SELINGKUH

SELINGKUH
Berita Perselingkuhan


__ADS_3

Tia terbaring di kamar rawat inap klinik Dokter Vanny. Ia baru saja melakukan prosedur kuretase. Perut bawahnya masih terasa nyeri meski sudah minum obat pereda nyeri. Di sini, sendirian, tidak ada siapapun di saat saat paling berat dalam hidupnya. Di aniaya, nyaris di perkosa, dan kini harus kehilangan bayi dalam kandungannya, semua terjadi bersamaan, menghancurkan hidupnya, dan Zaky tak ada di sampingnya.


Tia mencoba menutup matanya.

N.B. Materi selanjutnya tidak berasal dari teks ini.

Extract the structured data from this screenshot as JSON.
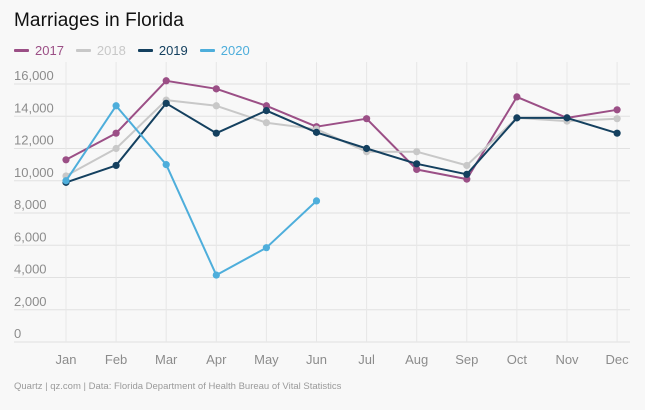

Entah apa lagi hal buruk yang mungkin terjadi esok pagi, Tia mengumpulkan sisa sisa harapannya untuk menghadapi kemungkinan itu. Melapor ke polisi, dia harus mengumpulkan bukti, juga harus menahan Zaky agar tidak menyerang Benny. Bahkan harus was was jika Benny mungkin saja menyerang Tia, Zaky atau anak anak. Tidak. Tia tidak mau. Ia bahkan tidak sanggup membayangkannya. Mengingat betapa teganya Benny menginjak dirinya yang tengah hamil, Benny pasti tega melakukan yang lain juga.


Mungkin aku harus menjalankan ini seperti yang dia katakan. Anggaplah ini sebuah perselingkuhan, lalu aku hanya tinggal berharap Zaky memaafkanku.


Tapi percayalah. Semua tidak akan sesederhana itu bagi seorang zaky.


---


Zaky melempar tubuhnya di atas ranjang. Ia baru saja selesai mandi. Ponselnya sudah kering tapi tetap tidak mau menyala. Padahal ia ingin sekali melakukan video call dengan anak anak.


Aku rindu sekali pada putriku. Juga pada Tia. Mereka sedang apa ya? mungkin saja bercanda di kamar bermain. Ingin sekali memeluk mereka. Hmm.. besok aku akan video call dengan ponsel Robi.


---


Pagi hari matahari bersinar dengan cerah. Langit biru menyapa dengan gundukan awan putih kecil menemaninya. Hari sempurna bagi semua orang, tapi tidak untuk sebagian lain.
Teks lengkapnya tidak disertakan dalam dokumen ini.